“A alma imortal habita em uma tenda mortal; também
os cristãos habitam como estrangeiros em moradas que se corrompem, esperando a
incorruptibilidade nos céus”.
O texto acima faz parte de “Epístola a Diogneto”,
texto escrito provavelmente no segundo século da Era Cristã e de autoria
desconhecida. Dirigida a um culto cidadão romano, o autor procura no texto
mostrar a diferença entre romanos, judeus e cristãos, caracterizando os
princípios que norteavam a vida dos cristãos na Era da Igreja Perseguida. O que
segue é uma paráfrase, na qual vamos apresentar algumas das ideias mais importantes
da Epístola, bem como tentar comparar as posturas cristãs dos primeiros
séculos com as nossas no século XXI.
Afirma o autor que, na sua época, os cristãos não
se distinguiam dos outros homens nem por sua terra, nem por sua língua ou
costumes.
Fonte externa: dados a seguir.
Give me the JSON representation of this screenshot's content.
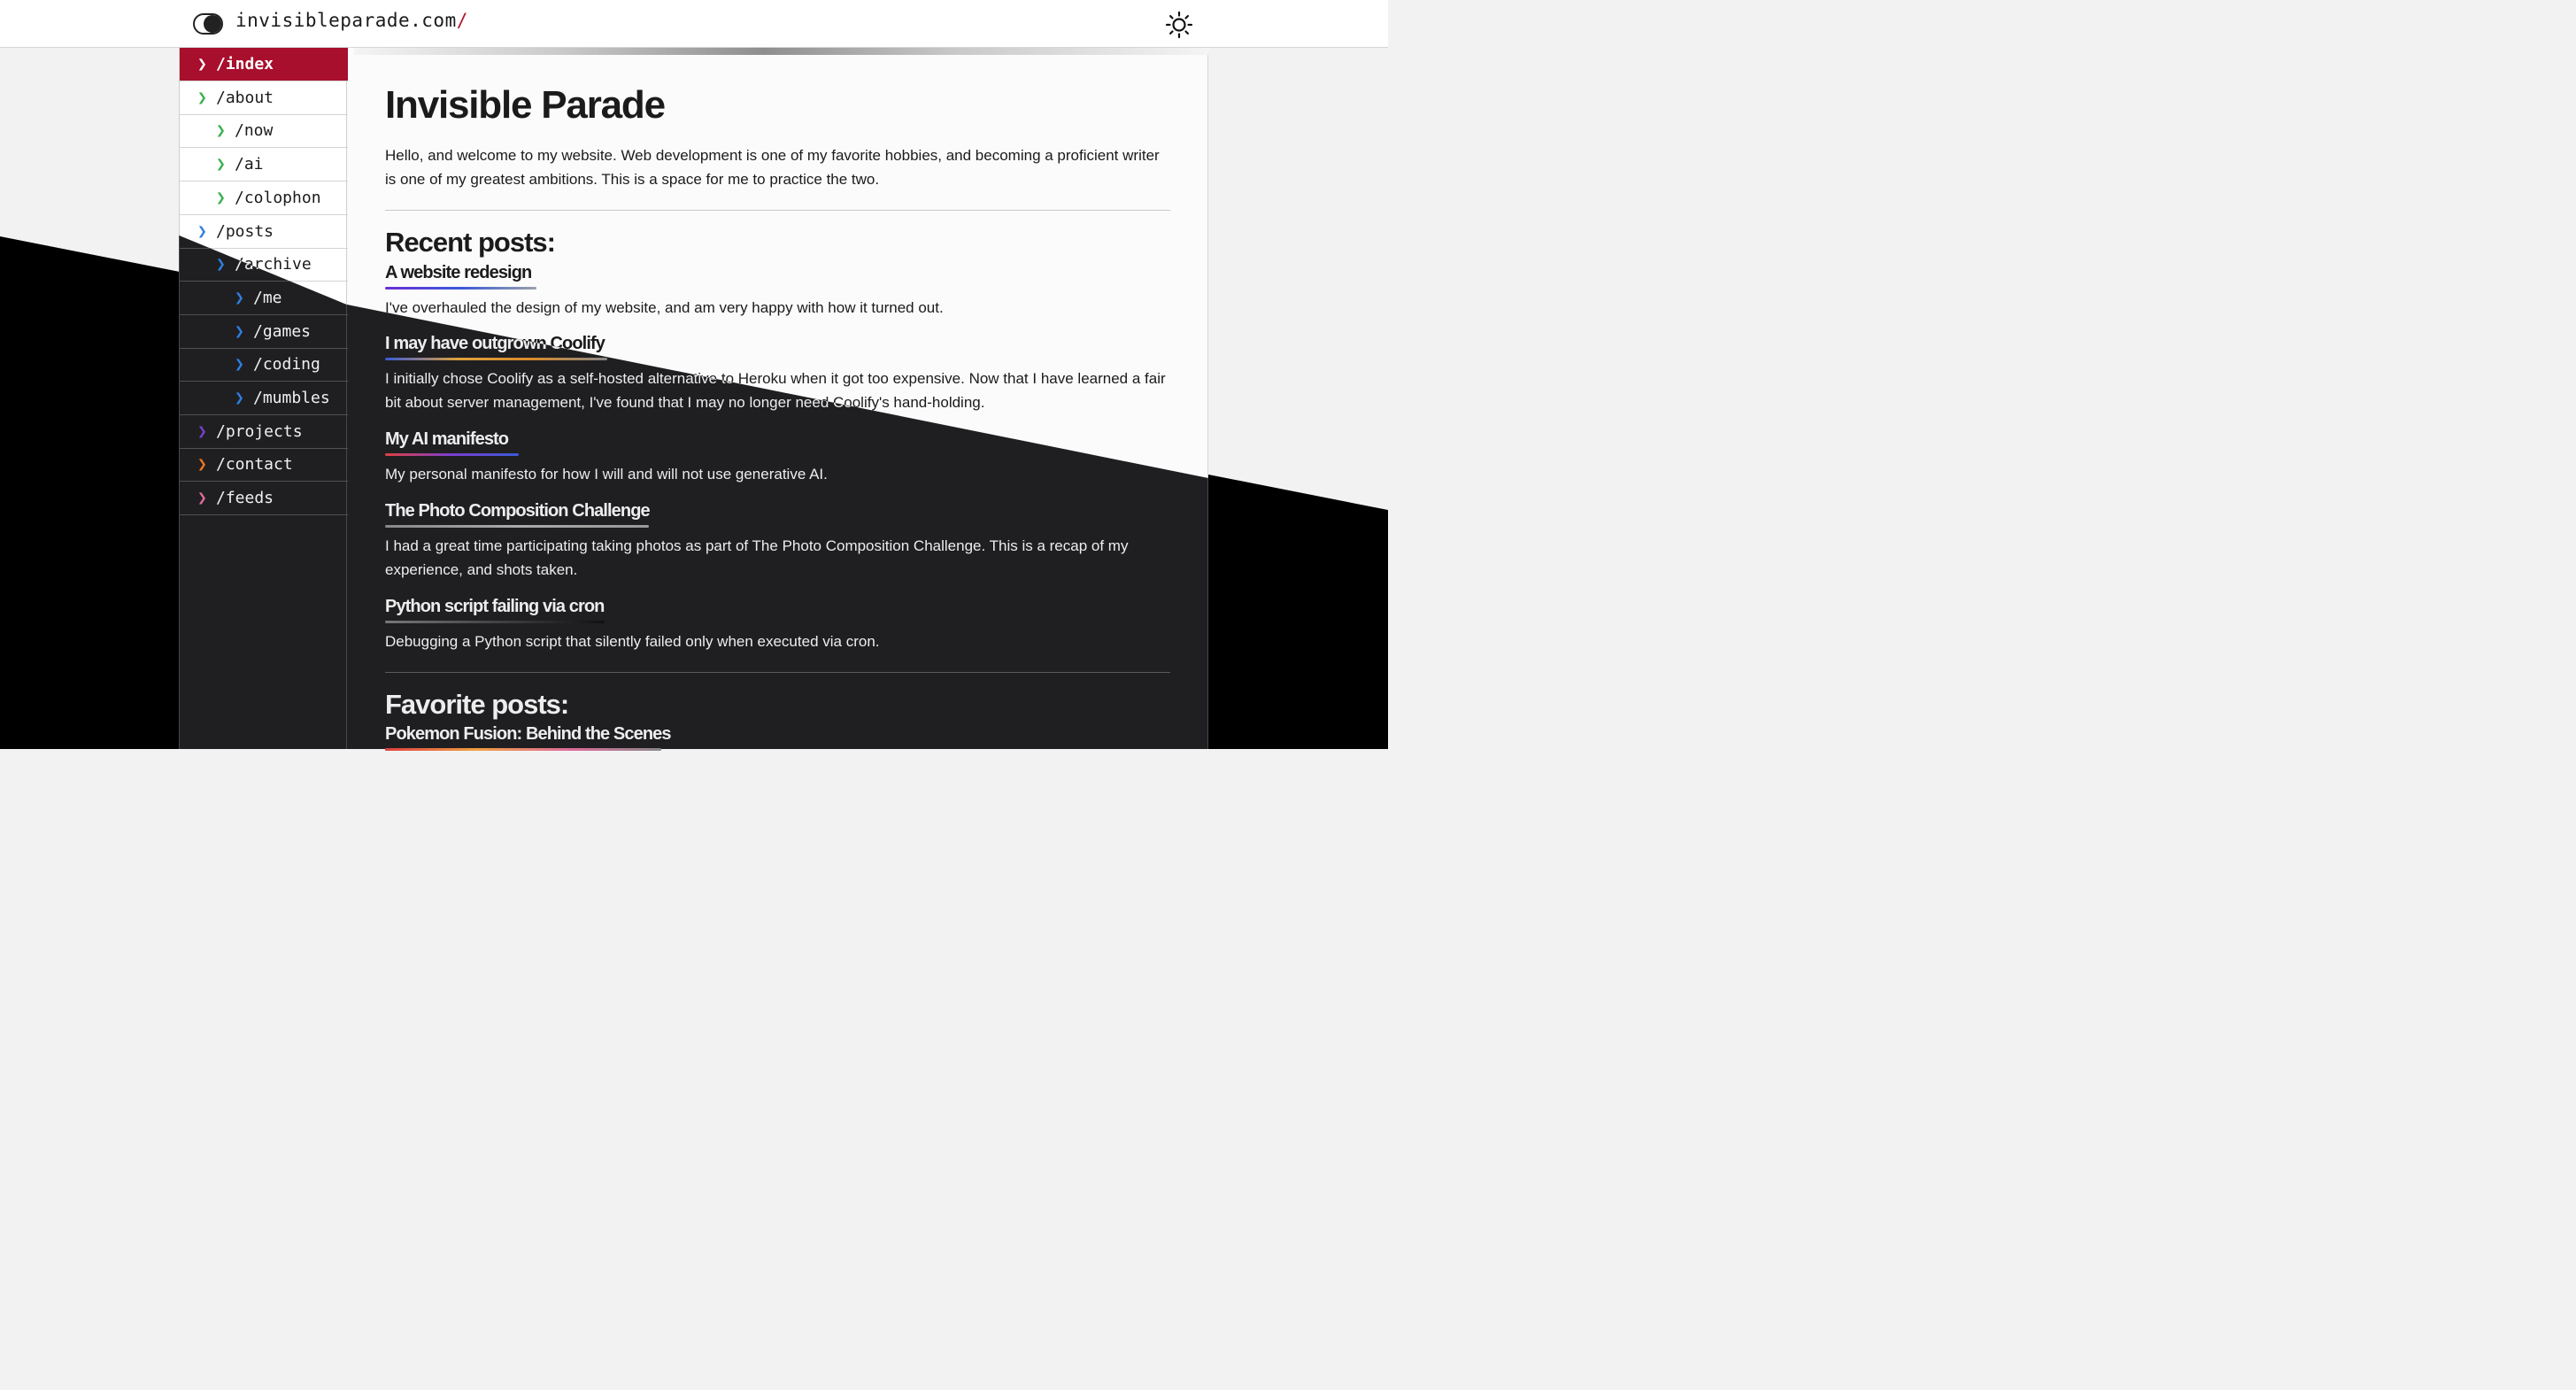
{
  "header": {
    "site_name": "invisibleparade.com",
    "site_slash": "/",
    "toggle_icon": "contrast-toggle-icon",
    "theme_icon": "sun-icon"
  },
  "sidebar": {
    "items": [
      {
        "label": "/index",
        "level": 0,
        "chevron_color": "#ffffff",
        "active": true
      },
      {
        "label": "/about",
        "level": 0,
        "chevron_color": "#3ab04d"
      },
      {
        "label": "/now",
        "level": 1,
        "chevron_color": "#3ab04d"
      },
      {
        "label": "/ai",
        "level": 1,
        "chevron_color": "#3ab04d"
      },
      {
        "label": "/colophon",
        "level": 1,
        "chevron_color": "#3ab04d"
      },
      {
        "label": "/posts",
        "level": 0,
        "chevron_color": "#2f7fe0"
      },
      {
        "label": "/archive",
        "level": 1,
        "chevron_color": "#2f7fe0"
      },
      {
        "label": "/me",
        "level": 2,
        "chevron_color": "#2f7fe0"
      },
      {
        "label": "/games",
        "level": 2,
        "chevron_color": "#2f7fe0"
      },
      {
        "label": "/coding",
        "level": 2,
        "chevron_color": "#2f7fe0"
      },
      {
        "label": "/mumbles",
        "level": 2,
        "chevron_color": "#2f7fe0"
      },
      {
        "label": "/projects",
        "level": 0,
        "chevron_color": "#7a3fd0"
      },
      {
        "label": "/contact",
        "level": 0,
        "chevron_color": "#f0761a"
      },
      {
        "label": "/feeds",
        "level": 0,
        "chevron_color": "#e06a9a"
      }
    ],
    "chevron": "❯"
  },
  "main": {
    "title": "Invisible Parade",
    "intro": "Hello, and welcome to my website. Web development is one of my favorite hobbies, and becoming a proficient writer is one of my greatest ambitions. This is a space for me to practice the two.",
    "recent_heading": "Recent posts:",
    "posts": [
      {
        "title": "A website redesign",
        "desc": "I've overhauled the design of my website, and am very happy with how it turned out."
      },
      {
        "title": "I may have outgrown Coolify",
        "desc": "I initially chose Coolify as a self-hosted alternative to Heroku when it got too expensive. Now that I have learned a fair bit about server management, I've found that I may no longer need Coolify's hand-holding."
      },
      {
        "title": "My AI manifesto",
        "desc": "My personal manifesto for how I will and will not use generative AI."
      },
      {
        "title": "The Photo Composition Challenge",
        "desc": "I had a great time participating taking photos as part of The Photo Composition Challenge. This is a recap of my experience, and shots taken."
      },
      {
        "title": "Python script failing via cron",
        "desc": "Debugging a Python script that silently failed only when executed via cron."
      }
    ],
    "favorite_heading": "Favorite posts:",
    "favorites": [
      {
        "title": "Pokemon Fusion: Behind the Scenes"
      }
    ]
  },
  "colors": {
    "accent": "#a80f2d",
    "dark_bg": "#1f1f22",
    "light_bg": "#fbfbfb"
  }
}
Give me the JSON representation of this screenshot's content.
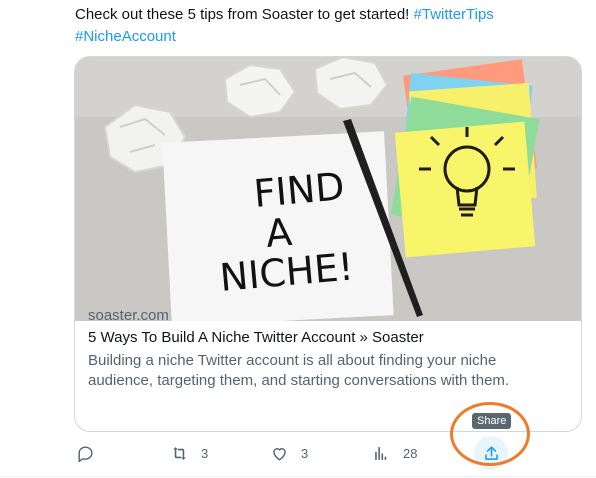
{
  "tweet": {
    "text": "Check out these 5 tips from Soaster to get started! ",
    "hashtags": [
      "#TwitterTips",
      "#NicheAccount"
    ]
  },
  "card": {
    "image_text": [
      "FIND",
      "A",
      "NICHE!"
    ],
    "domain": "soaster.com",
    "title": "5 Ways To Build A Niche Twitter Account » Soaster",
    "description": "Building a niche Twitter account is all about finding your niche audience, targeting them, and starting conversations with them."
  },
  "actions": {
    "reply": {
      "icon": "reply-icon"
    },
    "retweet": {
      "icon": "retweet-icon",
      "count": "3"
    },
    "like": {
      "icon": "heart-icon",
      "count": "3"
    },
    "views": {
      "icon": "analytics-icon",
      "count": "28"
    },
    "share": {
      "icon": "share-icon",
      "tooltip": "Share"
    }
  },
  "colors": {
    "accent": "#1d9bf0",
    "highlight": "#f07a27",
    "muted_text": "#536471"
  }
}
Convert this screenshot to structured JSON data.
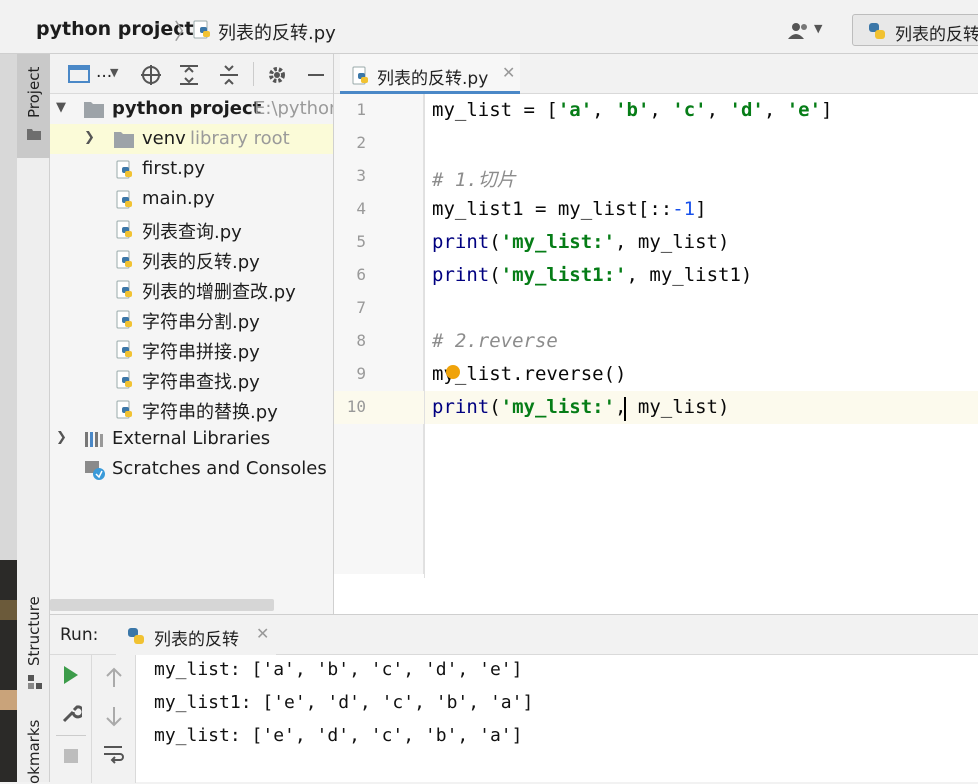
{
  "navbar": {
    "project": "python project",
    "file": "列表的反转.py",
    "run_config": "列表的反转"
  },
  "sidebar": {
    "project_tab": "Project",
    "structure_tab": "Structure",
    "bookmarks_tab": "okmarks"
  },
  "project_toolbar": {
    "view_label": "..."
  },
  "tree": {
    "root": {
      "label": "python project",
      "path": "E:\\python"
    },
    "venv": {
      "label": "venv",
      "hint": "library root"
    },
    "files": [
      "first.py",
      "main.py",
      "列表查询.py",
      "列表的反转.py",
      "列表的增删查改.py",
      "字符串分割.py",
      "字符串拼接.py",
      "字符串查找.py",
      "字符串的替换.py"
    ],
    "external_libraries": "External Libraries",
    "scratches": "Scratches and Consoles"
  },
  "editor": {
    "tab_label": "列表的反转.py",
    "line_numbers": [
      "1",
      "2",
      "3",
      "4",
      "5",
      "6",
      "7",
      "8",
      "9",
      "10"
    ],
    "current_line": 10
  },
  "run": {
    "label": "Run:",
    "tab_label": "列表的反转",
    "output": [
      "my_list: ['a', 'b', 'c', 'd', 'e']",
      "my_list1: ['e', 'd', 'c', 'b', 'a']",
      "my_list: ['e', 'd', 'c', 'b', 'a']"
    ]
  },
  "code": {
    "l1": {
      "a": "my_list = [",
      "b": "'a'",
      "c": ", ",
      "d": "'b'",
      "e": ", ",
      "f": "'c'",
      "g": ", ",
      "h": "'d'",
      "i": ", ",
      "j": "'e'",
      "k": "]"
    },
    "l3": {
      "a": "# 1.切片"
    },
    "l4": {
      "a": "my_list1 = my_list[::",
      "b": "-1",
      "c": "]"
    },
    "l5": {
      "a": "print",
      "b": "(",
      "c": "'my_list:'",
      "d": ", my_list)"
    },
    "l6": {
      "a": "print",
      "b": "(",
      "c": "'my_list1:'",
      "d": ", my_list1)"
    },
    "l8": {
      "a": "# 2.reverse"
    },
    "l9": {
      "a": "my_list.reverse()"
    },
    "l10": {
      "a": "print",
      "b": "(",
      "c": "'my_list:'",
      "d": ", my_list)"
    }
  },
  "colors": {
    "string": "#067d17",
    "number": "#1750eb",
    "comment": "#8c8c8c",
    "builtin": "#000080",
    "selection": "#fbfbd8",
    "tab_underline": "#4a88c7",
    "run_green": "#3c9c4a"
  },
  "icons": [
    "python-file-icon",
    "folder-icon",
    "library-icon",
    "scratches-icon",
    "user-icon",
    "locate-icon",
    "expand-icon",
    "collapse-icon",
    "gear-icon",
    "minimize-icon",
    "run-icon",
    "wrench-icon",
    "stop-icon",
    "arrow-up-icon",
    "arrow-down-icon",
    "soft-wrap-icon",
    "bulb-icon"
  ]
}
Eles não moravam em cidades próprias, não falavam língua estranha nem
viviam de modo especial. A doutrina que professavam não foi inventada por eles,
não sendo, portanto, algum ensinamento humano. Vivendo em casa gregas e
bárbaras, conforme a sorte de cada um, e adaptando-se aos costumes do lugar
quanto à roupa, ao alimento e ao resto, os cristãos testemunhavam um modo de
vida admirável e mesmo paradoxal. Vivendo na sua pátria, eram forasteiros;
participavam de tudo como cristãos e suportavam tudo como estrangeiros. Toda
pátria estrangeira era sua pátria, mas cada pátria era por eles vista como
estrangeira. Casavam-se como todos e geravam filhos, mas não abandonavam os
recém-nascidos, conforme costume de povos romanos da época. Possuíam em comum a
mesa, mas não o leito; estando na carne, não viviam segundo a carne; moravam na
terra, mas tinham cidadania celestial; obedecendo às leis estabelecidas, com
sua vida ultrapassavam o espírito das próprias leis; amavam a todos, mas por
todos eram perseguidos; sendo mortos, a vida era dada a eles; eram pobres e
enriqueciam a muitos; tinham carência de tudo e de tudo tinham abundância;
sendo desprezados, no desprezo tornavam-se glorificados; inicialmente
amaldiçoados, eram posteriormente proclamados justos; sendo injuriados, bendiziam;
sendo maltratados, honravam; faziam o bem e eram punidos como malfeitores; eram
condenados e se alegravam como se recebessem a vida. Combatidos como
estrangeiros pelos judeus e perseguidos pelos gregos, aqueles que os odiavam
não saberiam dizer o motivo do ódio.
Assim viviam os cristãos no Império Romano dos
primeiros séculos, mostrando a todos que tinham dupla cidadania: eram cidadãos
romanos, mas também do Reino dos Céus. Viviam neste mundo, mas não eram deste
mundo. Estamos no século XXI e muita coisa aconteceu desde os tempos de Dogneto
com o mundo e com a Igreja. Como estamos nós, cristãos, vivendo no mundo de
hoje? Somos cidadãos do mundo ou peregrinos? O texto deixa claro que os
primeiros cristãos, embora vivessem todos imersos em uma cultura determinada,
consideravam-se muito mais peregrinos neste mundo. Justo González,
historiador nascido em Cuba, afirma em um de seus livros: “A cultura
não é somente o que lemos nos livros e nas teorias filosóficas. É também o
ambiente em que vivemos e, quanto mais imersos nela, mais difícil nós é
perceber como afeta a nossa vida e como dá forma às nossas ideias”. A
cultura na qual vivemos realmente “afeta a nossa vida” e “dá forma às
nossas ideias”: como podemos estar no mundo sem sermos do mundo? Como ser sal
e luz em um mundo putrefato, sem sabor, nas trevas e sem rumo? Com o declínio
da modernidade e o desencanto geral com tudo, como mostrar ao mundo que, há
dois mil anos, um rabi na Galileia veio trazer uma mensagem de paz, esperança e
possibilidade de vida que agrada ao Criador de todas as coisas?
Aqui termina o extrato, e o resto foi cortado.